Background: AlloSCT for the treatment of aggressive histology NHL is appealing on the grounds of providing both a tumour free graft and a graft versus lymphoma mechanism for disease clearance. Currently only modest experience has been acquired concerning this treatment modality because of the fear of increased treatment related mortality (TRM).

Methods: Retrospective review of 47 consecutive patients with aggressive histology NHL who proceeded to AlloSCT between 1987–2003 in Vancouver. Patients with Burkitt’s lymphoma and lymphoblastic lymphoma were excluded.

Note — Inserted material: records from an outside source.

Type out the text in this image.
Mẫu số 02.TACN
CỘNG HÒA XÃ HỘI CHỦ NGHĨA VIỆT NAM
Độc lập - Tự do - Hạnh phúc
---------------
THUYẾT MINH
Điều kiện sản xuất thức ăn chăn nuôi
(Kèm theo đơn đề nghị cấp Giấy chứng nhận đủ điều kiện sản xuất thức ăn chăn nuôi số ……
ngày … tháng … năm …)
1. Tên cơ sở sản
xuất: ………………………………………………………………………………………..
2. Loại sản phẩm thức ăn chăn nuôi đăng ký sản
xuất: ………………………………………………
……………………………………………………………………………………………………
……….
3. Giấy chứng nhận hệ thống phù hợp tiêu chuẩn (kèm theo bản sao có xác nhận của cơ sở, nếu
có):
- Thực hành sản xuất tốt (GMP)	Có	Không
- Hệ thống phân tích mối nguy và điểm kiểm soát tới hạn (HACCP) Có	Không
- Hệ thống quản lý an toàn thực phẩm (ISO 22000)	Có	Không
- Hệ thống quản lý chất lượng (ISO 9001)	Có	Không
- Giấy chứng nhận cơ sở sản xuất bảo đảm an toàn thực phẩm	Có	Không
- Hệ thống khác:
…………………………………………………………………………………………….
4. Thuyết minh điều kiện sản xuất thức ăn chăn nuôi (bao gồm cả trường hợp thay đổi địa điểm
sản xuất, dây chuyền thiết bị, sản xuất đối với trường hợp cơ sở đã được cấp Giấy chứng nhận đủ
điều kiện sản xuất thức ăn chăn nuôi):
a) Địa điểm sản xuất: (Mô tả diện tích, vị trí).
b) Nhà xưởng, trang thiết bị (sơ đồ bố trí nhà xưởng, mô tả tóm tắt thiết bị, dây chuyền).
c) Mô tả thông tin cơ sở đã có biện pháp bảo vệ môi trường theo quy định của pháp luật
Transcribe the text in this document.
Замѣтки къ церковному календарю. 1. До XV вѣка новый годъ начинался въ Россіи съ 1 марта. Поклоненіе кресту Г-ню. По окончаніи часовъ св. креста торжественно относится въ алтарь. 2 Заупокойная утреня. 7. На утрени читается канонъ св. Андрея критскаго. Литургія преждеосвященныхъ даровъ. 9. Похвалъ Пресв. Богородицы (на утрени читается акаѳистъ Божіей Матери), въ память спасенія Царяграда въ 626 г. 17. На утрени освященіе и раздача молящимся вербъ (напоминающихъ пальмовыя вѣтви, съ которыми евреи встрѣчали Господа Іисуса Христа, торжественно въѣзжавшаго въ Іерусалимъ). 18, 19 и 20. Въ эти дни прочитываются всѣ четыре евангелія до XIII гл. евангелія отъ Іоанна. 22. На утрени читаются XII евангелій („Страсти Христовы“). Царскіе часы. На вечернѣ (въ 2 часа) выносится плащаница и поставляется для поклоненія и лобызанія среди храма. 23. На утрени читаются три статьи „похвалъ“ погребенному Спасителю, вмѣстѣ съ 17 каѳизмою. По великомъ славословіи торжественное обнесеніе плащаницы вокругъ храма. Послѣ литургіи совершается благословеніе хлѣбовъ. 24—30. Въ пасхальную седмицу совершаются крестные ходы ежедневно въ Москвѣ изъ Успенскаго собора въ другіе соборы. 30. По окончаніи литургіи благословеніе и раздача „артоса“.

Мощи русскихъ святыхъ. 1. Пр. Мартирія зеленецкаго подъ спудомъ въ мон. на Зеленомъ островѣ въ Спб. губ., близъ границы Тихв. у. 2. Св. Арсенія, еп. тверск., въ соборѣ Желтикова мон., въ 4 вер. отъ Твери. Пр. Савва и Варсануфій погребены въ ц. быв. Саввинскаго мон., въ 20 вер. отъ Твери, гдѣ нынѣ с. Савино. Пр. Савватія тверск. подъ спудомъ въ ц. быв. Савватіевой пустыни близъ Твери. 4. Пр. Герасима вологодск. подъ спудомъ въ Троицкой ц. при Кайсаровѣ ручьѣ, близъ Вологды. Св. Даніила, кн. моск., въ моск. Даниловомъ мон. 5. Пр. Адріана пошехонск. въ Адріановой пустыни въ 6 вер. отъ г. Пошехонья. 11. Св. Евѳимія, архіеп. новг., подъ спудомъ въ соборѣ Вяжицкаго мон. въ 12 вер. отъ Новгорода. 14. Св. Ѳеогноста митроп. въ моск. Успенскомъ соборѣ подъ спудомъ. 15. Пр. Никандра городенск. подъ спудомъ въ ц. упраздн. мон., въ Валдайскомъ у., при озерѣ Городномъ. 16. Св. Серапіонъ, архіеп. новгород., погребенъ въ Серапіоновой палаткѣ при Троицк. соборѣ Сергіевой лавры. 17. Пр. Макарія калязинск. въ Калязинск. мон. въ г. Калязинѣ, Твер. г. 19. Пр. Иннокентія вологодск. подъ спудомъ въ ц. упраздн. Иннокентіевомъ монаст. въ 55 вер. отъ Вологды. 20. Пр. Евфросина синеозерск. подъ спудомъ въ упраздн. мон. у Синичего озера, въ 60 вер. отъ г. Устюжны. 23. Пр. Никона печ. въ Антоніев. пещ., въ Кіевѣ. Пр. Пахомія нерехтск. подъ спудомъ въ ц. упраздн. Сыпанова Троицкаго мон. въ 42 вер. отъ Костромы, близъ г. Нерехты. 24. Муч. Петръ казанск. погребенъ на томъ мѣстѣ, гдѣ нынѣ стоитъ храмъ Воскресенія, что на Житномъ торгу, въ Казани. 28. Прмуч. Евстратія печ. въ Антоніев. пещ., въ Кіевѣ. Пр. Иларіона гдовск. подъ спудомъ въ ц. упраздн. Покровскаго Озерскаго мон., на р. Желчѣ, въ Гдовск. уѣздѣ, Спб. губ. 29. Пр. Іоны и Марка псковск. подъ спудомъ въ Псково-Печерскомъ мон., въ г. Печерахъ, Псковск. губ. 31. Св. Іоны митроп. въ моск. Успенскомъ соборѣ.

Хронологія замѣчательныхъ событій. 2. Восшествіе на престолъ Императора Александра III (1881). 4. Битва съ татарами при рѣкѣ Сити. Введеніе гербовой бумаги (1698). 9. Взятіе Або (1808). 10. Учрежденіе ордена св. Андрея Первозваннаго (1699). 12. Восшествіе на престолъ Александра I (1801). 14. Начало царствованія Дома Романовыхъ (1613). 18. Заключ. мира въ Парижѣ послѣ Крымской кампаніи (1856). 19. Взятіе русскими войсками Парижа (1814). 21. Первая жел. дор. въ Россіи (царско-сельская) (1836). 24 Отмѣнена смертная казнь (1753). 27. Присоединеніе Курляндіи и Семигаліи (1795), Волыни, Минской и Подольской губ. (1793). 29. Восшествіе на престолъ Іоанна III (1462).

Characteristics: WHO classification histology: 24, diffuse large B cell (including 5 T cell Rich B cell and 3 primary mediastinal); 16, transformed indolent to diffuse large B cell; 7, peripheral T cell unspecified. Gender M:F 27:20. Median age at AlloSCT 40 years (range 19–55 years). Disease status at AlloSCT: 33 (71%) chemosensitive relapse; 12 (25%) primary resistant /resistant relapse; 2 (4%) first complete remission. 39 (83%) had advanced stage disease at SCT. Stem cell source: 33 (71%) HLA-identical sibling bone marrow; 3 (6%) HLA-identical sibling peripheral blood; 8 (17%) unrelated donor bone marrow; 3 (6%) unrelated donor peripheral blood. Cyclophosphamide /TBI conditioning was used in 81% of patients.

Results: 22 patients remain alive post AlloSCT with a median follow-up of 40 months (3–135 months). The 5 year overall survival and event free survival (EFS) for the 47 patients was 47% (95% CI 32% – 63%) and 43% (95% CI 27% – 59%) respectively. The 5 year EFS for the individual disease groups was diffuse large B Cell 37%; transformed indolent B Cell 12%; peripheral T cell - unspecified 86%. Chemosensitivity at SCT was associated with a 5 year EFS of 41% (95% CI 23% – 60%) as compared to 37% (95% CI 8% – 67%) for those with chemorefractory disease (p = 0.61). The cumulative incidence of TRM at 3 months and relapse at 3 years were 17% (95% CI 8% – 29%) and 32% (95% CI 18% – 47%) respectively for the entire 47 patients. Cumulative incidence of relapse at 3 years was 54% for patients with chemoresistant disease versus 25% for those with chemosensitive disease (p=0.049). The incidence of acute and chronic graft versus host disease (GVHD) was 57% and 51% respectively.

Conclusion: AlloSCT for aggressive NHL results in an acceptable TRM and favourable long term EFS and OS for patients with advanced stage disease having relapsed after primary treatment. Patient with chemoresistant disease can have a durable remission post AlloSCT although they are at increased risk of relapse.